LE PAUVRE.- De prier le Ciel tout le jour pour la prospérité des gens de bien qui me donnent quelque chose.

DOM JUAN.- Il ne se peut donc pas que tu ne sois bien à ton aise.

LE PAUVRE.- Hélas, Monsieur, je suis dans la plus grande nécessité du monde.

DOM JUAN.- Tu te moques; un homme qui prie le Ciel tout le jour, ne peut pas manquer d'être bien dans ses affaires.

LE PAUVRE.- Je vous assure, Monsieur, que le plus souvent je n'ai pas un morceau de pain à mettre sous les dents.

DOM JUAN.- Voilà qui est étrange, et tu es bien mal reconnu de tes soins; ah, ah, je m'en vais te donner un Louis d'or tout à l'heure, pourvu que tu veuilles jurer.

LE PAUVRE.- Ah, Monsieur, voudriez-vous que je commisse un tel péché ?

DOM JUAN.- Tu n'as qu'à voir si tu veux gagner un Louis d'or ou non, en voici un que je te donne si tu jures, tiens il faut jurer.

LE PAUVRE.- Monsieur.

SGANARELLE.- Va, va, jure un peu, il n'y a pas de mal.

DOM JUAN.- Prends, le voilà, prends te dis-je, mais jure donc.

LE PAUVRE.- Non Monsieur, j'aime mieux mourir de faim.

DOM JUAN.- Va, va, je te le donne pour l'amour de l'humanité, mais que vois-je là ? Un homme attaqué par trois autres ? La partie est trop inégale, et je ne dois pas souffrir cette lâcheté.

(Il court au lieu du combat.)

                    Molière, Dom Juan


Problématique : Qui sortira vainqueur de cette scène qui illustre un aspect de la philosophie libertine ?


I - Un nouveau défi

->   Manifestation théâtrale de l’athéisme.
• Cette scène constitue une parenthèse dans l’action.
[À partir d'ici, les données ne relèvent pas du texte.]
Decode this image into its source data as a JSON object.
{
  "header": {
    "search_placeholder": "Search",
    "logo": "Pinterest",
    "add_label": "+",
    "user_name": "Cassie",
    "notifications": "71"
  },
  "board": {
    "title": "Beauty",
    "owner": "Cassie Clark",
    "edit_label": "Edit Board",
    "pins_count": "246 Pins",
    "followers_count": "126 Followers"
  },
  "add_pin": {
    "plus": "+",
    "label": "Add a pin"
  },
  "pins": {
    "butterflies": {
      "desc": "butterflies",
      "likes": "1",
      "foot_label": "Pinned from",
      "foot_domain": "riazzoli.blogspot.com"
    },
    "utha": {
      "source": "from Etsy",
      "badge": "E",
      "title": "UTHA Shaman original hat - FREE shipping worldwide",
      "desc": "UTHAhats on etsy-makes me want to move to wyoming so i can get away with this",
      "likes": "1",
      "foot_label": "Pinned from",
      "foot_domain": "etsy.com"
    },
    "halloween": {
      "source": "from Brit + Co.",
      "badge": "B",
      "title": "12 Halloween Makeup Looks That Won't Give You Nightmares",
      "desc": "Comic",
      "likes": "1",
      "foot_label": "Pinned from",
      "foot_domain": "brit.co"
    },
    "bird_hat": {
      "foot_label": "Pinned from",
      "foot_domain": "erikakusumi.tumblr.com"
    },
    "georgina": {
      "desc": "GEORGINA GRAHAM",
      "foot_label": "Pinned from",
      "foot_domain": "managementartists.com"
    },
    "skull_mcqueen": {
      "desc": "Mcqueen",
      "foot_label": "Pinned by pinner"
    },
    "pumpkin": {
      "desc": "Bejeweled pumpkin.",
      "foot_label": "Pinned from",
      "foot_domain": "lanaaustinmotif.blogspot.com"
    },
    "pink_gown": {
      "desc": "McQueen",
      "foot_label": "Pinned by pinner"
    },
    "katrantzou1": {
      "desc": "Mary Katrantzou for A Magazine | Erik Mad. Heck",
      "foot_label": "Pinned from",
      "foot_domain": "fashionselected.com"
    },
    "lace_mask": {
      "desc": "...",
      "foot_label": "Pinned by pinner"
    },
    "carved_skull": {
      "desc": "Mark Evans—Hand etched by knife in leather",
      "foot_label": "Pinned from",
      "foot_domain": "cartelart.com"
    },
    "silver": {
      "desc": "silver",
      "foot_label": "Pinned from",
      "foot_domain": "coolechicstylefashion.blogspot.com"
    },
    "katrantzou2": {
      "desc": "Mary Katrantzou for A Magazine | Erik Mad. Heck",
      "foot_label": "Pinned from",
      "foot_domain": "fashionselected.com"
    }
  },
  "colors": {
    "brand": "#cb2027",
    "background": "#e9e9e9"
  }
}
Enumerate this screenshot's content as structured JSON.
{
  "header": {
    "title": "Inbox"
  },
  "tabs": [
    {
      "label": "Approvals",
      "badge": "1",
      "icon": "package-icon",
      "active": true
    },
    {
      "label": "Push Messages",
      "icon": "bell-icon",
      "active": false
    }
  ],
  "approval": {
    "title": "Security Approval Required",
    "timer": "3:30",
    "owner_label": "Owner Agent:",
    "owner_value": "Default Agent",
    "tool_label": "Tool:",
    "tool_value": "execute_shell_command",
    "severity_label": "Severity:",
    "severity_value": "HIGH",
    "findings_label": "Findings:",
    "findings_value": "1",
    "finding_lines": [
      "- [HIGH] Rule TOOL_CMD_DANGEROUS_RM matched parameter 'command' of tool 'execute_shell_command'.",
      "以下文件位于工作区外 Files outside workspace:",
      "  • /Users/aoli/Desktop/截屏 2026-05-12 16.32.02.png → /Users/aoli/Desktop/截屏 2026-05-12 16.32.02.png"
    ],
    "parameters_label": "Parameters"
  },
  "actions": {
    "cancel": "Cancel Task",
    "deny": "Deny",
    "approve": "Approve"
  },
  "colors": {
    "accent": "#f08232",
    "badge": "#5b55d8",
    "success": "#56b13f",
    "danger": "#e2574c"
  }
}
Son mépris du pauvre illustre son irréligiosité et la coupure brusque de la fin montre son sens de l’honneur.
->   Un nouveau défi : le sacrilège.
• 3 répliques = les 3 tentatives du diable dans le désert pour tenter Jésus ?
• Gradation dans l’ordre de jurer : « Que tu veuilles =>jure donc => il faut jurer ».
->   Endurcissement au pêché.
• Dom Juan se moque du Pauvre.
• Dom Juan se passe de dieu.


II - Un double affrontement

->   Dom Juan et le pauvre.
• Le pauvre caractérise Dieu ; il pose de fausses questions au pauvre pour l’ironiser.
• Le pauvre se pose en infériorité pour susciter de la pitié.
->   Duel à son désavantage.
• Le pauvre résiste à Dom Juan.
• Dom Juan donne l’écu au pauvre d’un air supérieur :
->   pour échapper au plus vite à la situation qui tourne en sa défaveur
->   ou pour remplacer la supériorité de parole qu’il n’a pas eu.
->   Dom Juan et Dieu : Dom Juan veut montrer l’inexistence de Dieu par des paroles logiques ; en donnant l’écu au pauvre il fait ce que Dieu n’est pas capable de faire.
->   Fonction des affrontements.
• Le pauvre a une figure symbolique : il prend la place de Dieu pour lui montrer le droit chemin.
• La forêt est le symbole de la perdition.
• La parole de Dom Juan est marquée d’inefficacité : préfigure le dénouement final.


III - Une scène subversive (qui détruit l’ordre établi)

->   L’attitude ambiguë du pauvre : il représente les croyants et pourtant il prie pour la prospérité.
• Attitude ambiguë de Sganarelle : il condamne l’attitude impie de son maître et conseille au pauvre de jurer (pour apaiser la tension) ?
• Sens de la scène : quelle condamnation ?
->   Molière condamna les faux dévots.
->   De la religion bafouée à son tour après le mariage


     Molière construit son personnage en détruisant par ses paroles et ses actes les valeurs de son siècle. Molière présente l’échec de la parole de Dom Juan. Derrière cette confrontation dramatique, c’est Molière que nous entendons condamner les attitudes religieuses de son temps et esquisser à travers son héros les contours de l’humaniste athée. Molière prépare le 18ème siècle.